Cayman Island Company Formation
Legal form:
The Companies Law 1961 (as amended, chiefly in 1990 and 1995) is based on English law and is the main law governing companies in Cayman. There are four company types which are commonly registered in Cayman under the Companies Law: Ordinary Resident Company, Ordinary Non-Resident Company, Exempt Company and Exempt Limited Duration Company. The most popular form of offshore operations in Cayman Islands used by international investors is exempt company. A Cayman Islands Exempt company has all the powers of a natural person. An Exempt Company cannot trade within the Cayman Islands and own real estate in the Cayman Islands. It also cannot undertake the business of banking, insurance business or mutual fund business; it cannot solicit funds from the public unless licensed.
There is no requirement to utilize a suffix to denote limited liability, although normally companies are incorporated to include the suffixes Limited, Incorporated, Corporation or their abbreviations. The following names to be used, require licensing: Bank, Insurance, Assurance, Re-Insurance, Trust, Trustee, Savings, Royal, Asset management, Fund Management, Investment Fund, Building Society, Municipal, Chartered. Names denoting any connection to local, state or national Governments are generally prohibited. Names can be expressed in any language using the Latin alphabet, if the Registrar of Company receives a translation thereof. The corporate documents will however be in English.
In order to incorporate exempt company in Cayman, the Memorandum and Articles of Association must be submitted to the Registrar of Companies, together with a sworn statement from the directors declaring that the business activities of the proposed company will be undertaken mainly outside the Cayman Islands. The names and addresses of the proposed first directors must be disclosed to the Registrar.
The share capital: There is no specific minimum capital requirement. The minimum is US$ 1, but it is normal to incorporate with an authorized share capital of US$ 50,000 divided in to 50,000 common voting shares of US$ 1 each, this being the maximum for the minimum capital duty payable to the Registrar of Companies. The minimum issued share capital is one share of no par value or one share of par value. Registered shares of par or no par value, bearer shares, preference shares, redeemable shares and voting or non-voting shares are permitted.
An exempt company must have at least one director, which can either be an individual or a body corporate. Directors can be of any nationality or residence, and need not also be shareholders. Directors' register is not available for public inspection.
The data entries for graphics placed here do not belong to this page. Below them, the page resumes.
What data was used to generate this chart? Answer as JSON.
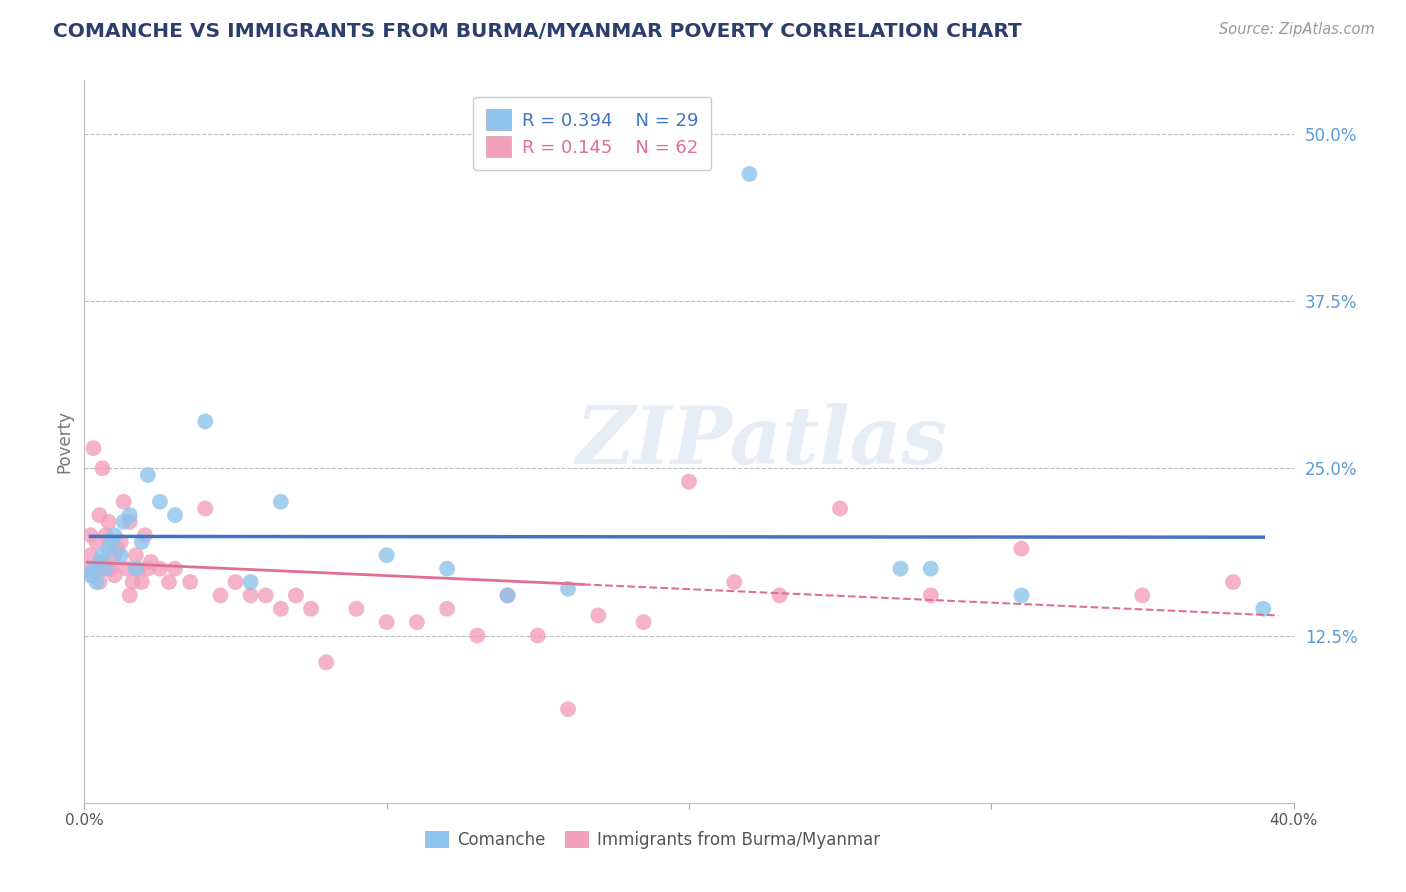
{
  "title": "COMANCHE VS IMMIGRANTS FROM BURMA/MYANMAR POVERTY CORRELATION CHART",
  "source": "Source: ZipAtlas.com",
  "ylabel": "Poverty",
  "ytick_labels": [
    "12.5%",
    "25.0%",
    "37.5%",
    "50.0%"
  ],
  "ytick_values": [
    0.125,
    0.25,
    0.375,
    0.5
  ],
  "xlim": [
    0.0,
    0.4
  ],
  "ylim": [
    0.0,
    0.54
  ],
  "watermark": "ZIPatlas",
  "legend_R_comanche": "R = 0.394",
  "legend_N_comanche": "N = 29",
  "legend_R_burma": "R = 0.145",
  "legend_N_burma": "N = 62",
  "color_comanche": "#8FC3EC",
  "color_burma": "#F2A0BB",
  "line_color_comanche": "#4472C4",
  "line_color_burma": "#E07090",
  "background_color": "#FFFFFF",
  "grid_color": "#BBBBCC",
  "comanche_x": [
    0.002,
    0.003,
    0.004,
    0.005,
    0.006,
    0.007,
    0.008,
    0.009,
    0.01,
    0.012,
    0.013,
    0.015,
    0.017,
    0.019,
    0.021,
    0.025,
    0.03,
    0.04,
    0.055,
    0.065,
    0.1,
    0.12,
    0.14,
    0.16,
    0.22,
    0.27,
    0.28,
    0.31,
    0.39
  ],
  "comanche_y": [
    0.17,
    0.175,
    0.165,
    0.18,
    0.185,
    0.175,
    0.19,
    0.195,
    0.2,
    0.185,
    0.21,
    0.215,
    0.175,
    0.195,
    0.245,
    0.225,
    0.215,
    0.285,
    0.165,
    0.225,
    0.185,
    0.175,
    0.155,
    0.16,
    0.47,
    0.175,
    0.175,
    0.155,
    0.145
  ],
  "burma_x": [
    0.001,
    0.002,
    0.002,
    0.003,
    0.003,
    0.004,
    0.004,
    0.005,
    0.005,
    0.006,
    0.006,
    0.007,
    0.007,
    0.008,
    0.008,
    0.009,
    0.01,
    0.01,
    0.011,
    0.012,
    0.013,
    0.014,
    0.015,
    0.015,
    0.016,
    0.017,
    0.018,
    0.019,
    0.02,
    0.021,
    0.022,
    0.025,
    0.028,
    0.03,
    0.035,
    0.04,
    0.045,
    0.05,
    0.055,
    0.06,
    0.065,
    0.07,
    0.075,
    0.08,
    0.09,
    0.1,
    0.11,
    0.12,
    0.13,
    0.14,
    0.15,
    0.16,
    0.17,
    0.185,
    0.2,
    0.215,
    0.23,
    0.25,
    0.28,
    0.31,
    0.35,
    0.38
  ],
  "burma_y": [
    0.175,
    0.185,
    0.2,
    0.265,
    0.17,
    0.195,
    0.175,
    0.215,
    0.165,
    0.25,
    0.175,
    0.2,
    0.18,
    0.175,
    0.21,
    0.175,
    0.185,
    0.17,
    0.19,
    0.195,
    0.225,
    0.175,
    0.155,
    0.21,
    0.165,
    0.185,
    0.175,
    0.165,
    0.2,
    0.175,
    0.18,
    0.175,
    0.165,
    0.175,
    0.165,
    0.22,
    0.155,
    0.165,
    0.155,
    0.155,
    0.145,
    0.155,
    0.145,
    0.105,
    0.145,
    0.135,
    0.135,
    0.145,
    0.125,
    0.155,
    0.125,
    0.07,
    0.14,
    0.135,
    0.24,
    0.165,
    0.155,
    0.22,
    0.155,
    0.19,
    0.155,
    0.165
  ],
  "pink_line_end_x": 0.165,
  "blue_line_start_x": 0.002,
  "blue_line_end_x": 0.39
}
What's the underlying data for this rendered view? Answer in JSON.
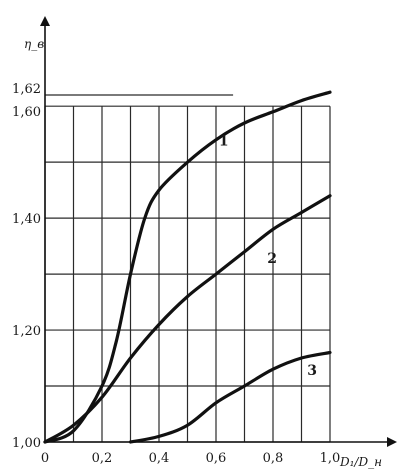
{
  "chart_data": {
    "type": "line",
    "title": "",
    "xlabel": "D₁/D_н",
    "ylabel": "η_в",
    "xlim": [
      0,
      1.0
    ],
    "ylim": [
      1.0,
      1.62
    ],
    "x_ticks": [
      {
        "value": 0,
        "label": "0"
      },
      {
        "value": 0.2,
        "label": "0,2"
      },
      {
        "value": 0.4,
        "label": "0,4"
      },
      {
        "value": 0.6,
        "label": "0,6"
      },
      {
        "value": 0.8,
        "label": "0,8"
      },
      {
        "value": 1.0,
        "label": "1,0"
      }
    ],
    "y_ticks": [
      {
        "value": 1.0,
        "label": "1,00"
      },
      {
        "value": 1.2,
        "label": "1,20"
      },
      {
        "value": 1.4,
        "label": "1,40"
      },
      {
        "value": 1.6,
        "label": "1,60"
      },
      {
        "value": 1.62,
        "label": "1,62"
      }
    ],
    "grid": true,
    "series": [
      {
        "name": "1",
        "points": [
          [
            0,
            1.0
          ],
          [
            0.1,
            1.02
          ],
          [
            0.2,
            1.1
          ],
          [
            0.25,
            1.18
          ],
          [
            0.3,
            1.3
          ],
          [
            0.35,
            1.4
          ],
          [
            0.4,
            1.45
          ],
          [
            0.5,
            1.5
          ],
          [
            0.6,
            1.54
          ],
          [
            0.7,
            1.57
          ],
          [
            0.8,
            1.59
          ],
          [
            0.9,
            1.61
          ],
          [
            1.0,
            1.625
          ]
        ],
        "label_at": [
          0.61,
          1.53
        ]
      },
      {
        "name": "2",
        "points": [
          [
            0,
            1.0
          ],
          [
            0.1,
            1.03
          ],
          [
            0.2,
            1.08
          ],
          [
            0.3,
            1.15
          ],
          [
            0.4,
            1.21
          ],
          [
            0.5,
            1.26
          ],
          [
            0.6,
            1.3
          ],
          [
            0.7,
            1.34
          ],
          [
            0.8,
            1.38
          ],
          [
            0.9,
            1.41
          ],
          [
            1.0,
            1.44
          ]
        ],
        "label_at": [
          0.78,
          1.32
        ]
      },
      {
        "name": "3",
        "points": [
          [
            0.3,
            1.0
          ],
          [
            0.4,
            1.01
          ],
          [
            0.5,
            1.03
          ],
          [
            0.6,
            1.07
          ],
          [
            0.7,
            1.1
          ],
          [
            0.8,
            1.13
          ],
          [
            0.9,
            1.15
          ],
          [
            1.0,
            1.16
          ]
        ],
        "label_at": [
          0.92,
          1.12
        ]
      }
    ]
  }
}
Registered office and secretary: Every Cayman Islands company must have Registered Office there. The Cayman Islands Companies Ordinance does not make any specific reference to a requirement for a company secretary, however, it is customary to have company secretary, who can be an individual or a body corporate.
Audit and financial returns: There is no requirement to file audited accounts for exempt companies, however, the company is required to keep financial records, which should reflect the financial position of a company.
Meetings: An exempt company has to hold one director's meeting a year in Cayman (but may use proxies). Shareholders meetings may be held outside Cayman, by telephone or other electronic means. Alternatively, directors and shareholders may vote by proxy.